Dans une décision particulièrement attendue, la chambre commerciale de la Cour de cassation, par un arrêt du 17 septembre 2025 publié au Bulletin, opère une nouvelle inflexion significative dans sa jurisprudence relative à la recevabilité des preuves obtenues de manière déloyale.
Elle affirme qu’un rapport d’enquête établi par un enquêteur privé ayant utilisé une fausse qualité peut, sous réserve d’un contrôle de proportionnalité, être recevable dans une instance civile, y compris au soutien d’une requête fondée sur l’article 145 du code de procédure civile.
Ce faisant, la Cour consacre une nouvelle application du « droit à la preuve », même lorsque le moyen probatoire résulte d’un subterfuge délibéré, et invite les juridictions du fond à abandonner la logique d’exclusion automatique au profit d’une mise en balance concrète des droits en présence.

I. Faits et procédure : une enquête sous fausse identité pour établir un exercice illégal
Le Conseil régional de l’Ordre des experts-comptables de Provence-Alpes-Côte d’Azur soupçonnait une professionnelle agissant en tant qu’entrepreneur individuel et en qualité de gérante de la société EB Gestion, d’exercer illégalement la profession d’expert-comptable.

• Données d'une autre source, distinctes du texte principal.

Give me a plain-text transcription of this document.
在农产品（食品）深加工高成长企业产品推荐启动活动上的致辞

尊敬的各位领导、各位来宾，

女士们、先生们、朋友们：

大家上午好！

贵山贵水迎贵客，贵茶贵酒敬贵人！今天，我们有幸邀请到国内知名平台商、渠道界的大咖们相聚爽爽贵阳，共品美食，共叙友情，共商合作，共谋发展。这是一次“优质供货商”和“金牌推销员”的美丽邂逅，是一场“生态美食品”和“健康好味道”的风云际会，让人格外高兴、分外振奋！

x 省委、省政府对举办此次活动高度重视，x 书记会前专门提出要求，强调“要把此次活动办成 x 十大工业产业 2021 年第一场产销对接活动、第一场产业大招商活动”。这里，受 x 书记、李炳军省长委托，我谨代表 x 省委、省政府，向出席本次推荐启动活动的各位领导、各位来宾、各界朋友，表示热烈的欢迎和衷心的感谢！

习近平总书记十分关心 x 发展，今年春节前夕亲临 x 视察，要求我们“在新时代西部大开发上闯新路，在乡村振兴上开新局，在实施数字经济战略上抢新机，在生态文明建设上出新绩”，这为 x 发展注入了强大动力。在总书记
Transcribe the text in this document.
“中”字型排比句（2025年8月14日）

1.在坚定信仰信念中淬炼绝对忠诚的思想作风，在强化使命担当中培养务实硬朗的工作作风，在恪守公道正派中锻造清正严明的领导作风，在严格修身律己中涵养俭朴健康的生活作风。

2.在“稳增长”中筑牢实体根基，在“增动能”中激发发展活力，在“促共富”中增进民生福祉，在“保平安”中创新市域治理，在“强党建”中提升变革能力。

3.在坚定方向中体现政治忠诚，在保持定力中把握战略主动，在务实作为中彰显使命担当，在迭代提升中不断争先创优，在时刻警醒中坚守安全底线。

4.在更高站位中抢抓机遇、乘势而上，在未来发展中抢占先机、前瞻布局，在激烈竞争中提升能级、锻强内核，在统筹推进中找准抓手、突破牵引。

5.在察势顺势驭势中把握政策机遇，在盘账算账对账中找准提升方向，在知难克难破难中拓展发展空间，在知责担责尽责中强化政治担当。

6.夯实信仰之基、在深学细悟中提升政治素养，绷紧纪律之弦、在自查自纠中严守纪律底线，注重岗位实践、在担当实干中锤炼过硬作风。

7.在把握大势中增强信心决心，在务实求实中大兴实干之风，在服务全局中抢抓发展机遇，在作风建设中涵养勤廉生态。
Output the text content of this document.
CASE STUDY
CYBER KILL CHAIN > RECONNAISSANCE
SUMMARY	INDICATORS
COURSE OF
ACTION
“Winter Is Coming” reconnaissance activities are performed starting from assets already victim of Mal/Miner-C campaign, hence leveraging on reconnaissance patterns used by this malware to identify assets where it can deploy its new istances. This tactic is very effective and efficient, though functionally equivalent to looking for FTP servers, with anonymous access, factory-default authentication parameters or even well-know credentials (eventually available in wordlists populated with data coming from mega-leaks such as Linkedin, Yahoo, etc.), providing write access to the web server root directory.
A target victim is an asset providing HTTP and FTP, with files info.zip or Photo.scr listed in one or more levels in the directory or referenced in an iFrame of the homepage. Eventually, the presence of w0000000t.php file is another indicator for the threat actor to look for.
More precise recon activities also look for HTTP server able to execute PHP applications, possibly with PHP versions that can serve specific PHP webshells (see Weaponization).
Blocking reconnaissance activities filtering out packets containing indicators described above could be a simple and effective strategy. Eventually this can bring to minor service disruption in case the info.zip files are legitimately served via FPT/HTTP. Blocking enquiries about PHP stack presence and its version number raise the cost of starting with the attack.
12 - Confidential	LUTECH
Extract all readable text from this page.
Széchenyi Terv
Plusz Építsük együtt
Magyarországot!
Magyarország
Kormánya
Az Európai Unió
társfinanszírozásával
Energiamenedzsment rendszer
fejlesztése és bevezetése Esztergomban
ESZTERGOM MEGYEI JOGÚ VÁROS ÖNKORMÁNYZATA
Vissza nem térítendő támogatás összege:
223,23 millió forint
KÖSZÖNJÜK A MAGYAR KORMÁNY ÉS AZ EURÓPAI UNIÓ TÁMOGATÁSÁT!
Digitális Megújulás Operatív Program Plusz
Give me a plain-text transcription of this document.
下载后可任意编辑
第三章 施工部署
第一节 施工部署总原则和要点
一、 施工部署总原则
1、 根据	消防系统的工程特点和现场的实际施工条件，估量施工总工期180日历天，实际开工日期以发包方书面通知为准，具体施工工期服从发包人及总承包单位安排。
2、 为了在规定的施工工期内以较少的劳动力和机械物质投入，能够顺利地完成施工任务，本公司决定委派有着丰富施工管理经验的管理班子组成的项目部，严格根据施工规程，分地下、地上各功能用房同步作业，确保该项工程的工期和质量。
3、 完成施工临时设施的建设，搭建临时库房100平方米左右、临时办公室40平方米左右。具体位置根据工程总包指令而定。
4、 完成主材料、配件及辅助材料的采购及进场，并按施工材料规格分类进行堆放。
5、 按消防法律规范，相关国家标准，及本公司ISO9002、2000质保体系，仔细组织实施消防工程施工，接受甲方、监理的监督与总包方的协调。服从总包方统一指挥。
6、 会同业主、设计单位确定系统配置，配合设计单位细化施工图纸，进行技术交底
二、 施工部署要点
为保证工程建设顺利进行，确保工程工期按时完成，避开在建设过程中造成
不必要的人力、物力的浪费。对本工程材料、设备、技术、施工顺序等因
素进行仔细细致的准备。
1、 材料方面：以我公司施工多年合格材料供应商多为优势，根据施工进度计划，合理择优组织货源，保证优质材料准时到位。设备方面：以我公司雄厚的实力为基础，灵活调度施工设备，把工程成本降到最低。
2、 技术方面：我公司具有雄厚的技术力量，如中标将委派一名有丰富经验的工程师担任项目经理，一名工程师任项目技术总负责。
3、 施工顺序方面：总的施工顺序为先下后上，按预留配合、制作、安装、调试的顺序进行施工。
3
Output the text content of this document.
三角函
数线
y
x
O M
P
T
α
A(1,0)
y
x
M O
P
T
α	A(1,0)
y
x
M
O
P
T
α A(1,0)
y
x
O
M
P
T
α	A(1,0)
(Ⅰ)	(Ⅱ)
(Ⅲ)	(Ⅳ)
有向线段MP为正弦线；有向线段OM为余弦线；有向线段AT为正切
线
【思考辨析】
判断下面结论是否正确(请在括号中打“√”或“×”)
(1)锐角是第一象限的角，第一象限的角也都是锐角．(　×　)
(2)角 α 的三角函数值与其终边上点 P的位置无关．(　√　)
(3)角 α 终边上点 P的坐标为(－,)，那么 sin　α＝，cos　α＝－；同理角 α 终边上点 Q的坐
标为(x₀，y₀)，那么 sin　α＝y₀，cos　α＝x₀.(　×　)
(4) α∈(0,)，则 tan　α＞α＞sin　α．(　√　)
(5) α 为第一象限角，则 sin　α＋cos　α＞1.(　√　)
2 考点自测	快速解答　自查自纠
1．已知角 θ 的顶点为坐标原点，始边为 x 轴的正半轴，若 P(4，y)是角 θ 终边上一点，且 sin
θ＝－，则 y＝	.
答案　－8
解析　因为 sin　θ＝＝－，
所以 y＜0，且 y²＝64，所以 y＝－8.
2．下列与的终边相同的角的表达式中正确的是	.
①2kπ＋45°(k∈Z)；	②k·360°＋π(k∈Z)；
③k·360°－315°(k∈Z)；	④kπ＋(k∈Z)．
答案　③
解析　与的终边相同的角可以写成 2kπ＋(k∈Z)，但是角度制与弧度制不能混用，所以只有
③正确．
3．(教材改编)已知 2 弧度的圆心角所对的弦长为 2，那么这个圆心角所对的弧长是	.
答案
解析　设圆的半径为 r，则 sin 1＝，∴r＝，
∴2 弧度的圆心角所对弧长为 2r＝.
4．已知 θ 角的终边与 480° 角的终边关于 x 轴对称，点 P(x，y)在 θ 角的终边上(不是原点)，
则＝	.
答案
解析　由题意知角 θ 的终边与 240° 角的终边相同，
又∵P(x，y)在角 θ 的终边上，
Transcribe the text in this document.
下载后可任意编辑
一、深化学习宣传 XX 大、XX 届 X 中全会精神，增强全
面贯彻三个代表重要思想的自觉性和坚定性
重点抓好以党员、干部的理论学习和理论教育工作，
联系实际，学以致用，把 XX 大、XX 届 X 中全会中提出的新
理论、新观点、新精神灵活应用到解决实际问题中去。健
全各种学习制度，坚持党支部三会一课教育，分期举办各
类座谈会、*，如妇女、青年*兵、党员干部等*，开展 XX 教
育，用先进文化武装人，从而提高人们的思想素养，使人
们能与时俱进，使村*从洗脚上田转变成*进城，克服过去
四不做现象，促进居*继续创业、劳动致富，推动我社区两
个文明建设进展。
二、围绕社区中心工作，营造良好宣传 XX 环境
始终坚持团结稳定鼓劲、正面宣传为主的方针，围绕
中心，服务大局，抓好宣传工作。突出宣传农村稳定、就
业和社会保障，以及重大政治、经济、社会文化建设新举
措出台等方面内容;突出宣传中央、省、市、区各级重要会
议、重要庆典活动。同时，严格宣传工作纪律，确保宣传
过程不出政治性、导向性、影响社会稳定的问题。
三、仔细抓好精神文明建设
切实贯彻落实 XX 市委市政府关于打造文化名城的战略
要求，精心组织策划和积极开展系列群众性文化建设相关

Afin d’en obtenir la preuve, le Conseil a mandaté un détective privé, lequel s’est présenté dans les locaux de la société en usurpant une fausse qualité : celle d’un porteur de projet d’entreprise à la recherche d’un prestataire pour sa comptabilité.
Ce stratagème a permis la réalisation d’un entretien avec la professionnelle au cours duquel celle-ci aurait tenu des propos tendant à démontrer qu’elle fournissait, en dehors du monopole légal, des prestations comptables relevant de la compétence exclusive des experts-comptables.
Un rapport d’enquête fut établi, puis versé aux débats dans le cadre d’une action en référé, parallèlement à une requête en constatations fondée sur l’article 145 du CPC, obtenue et exécutée par huissier.
La cour d’appel d’Aix-en-Provence (CA Aix, 18 janv. 2024) a rejeté la demande du Conseil, écartant notamment le rapport au motif que l’usage d’une fausse qualité constitue un procédé déloyal interdisant la recevabilité de la preuve. Selon la cour, la finalité poursuivie ne saurait justifier un tel manquement au principe de loyauté.
II. La position de la Cour de cassation : la fausse qualité n’exclut pas obligatoirement la recevabilité de la preuve
La Cour de cassation casse partiellement cette décision en censurant expressément l’analyse mécanique selon laquelle l’usage d’une fausse qualité emporterait, par principe, l’exclusion de la preuve.
A. Une reconnaissance implicite mais claire de la licéité conditionnée de la fausse qualité
En posant que le rapport d’enquête établi par le détective privé ne devait pas être automatiquement écarté du débat au seul motif que l’enquêteur a menti sur sa qualité, la Cour admet, pour la première fois avec cette netteté, que l’usage d’une fausse qualité ne rend pas nécessairement la preuve déloyale ou illicite.
La Haute juridiction énonce un principe désormais bien installé :
« Le juge doit, lorsque cela lui est demandé, apprécier si une telle preuve [potentiellement illicite ou déloyale] porte une atteinte au caractère équitable de la procédure dans son ensemble, en mettant en balance le droit à la preuve et les droits antinomiques en présence. »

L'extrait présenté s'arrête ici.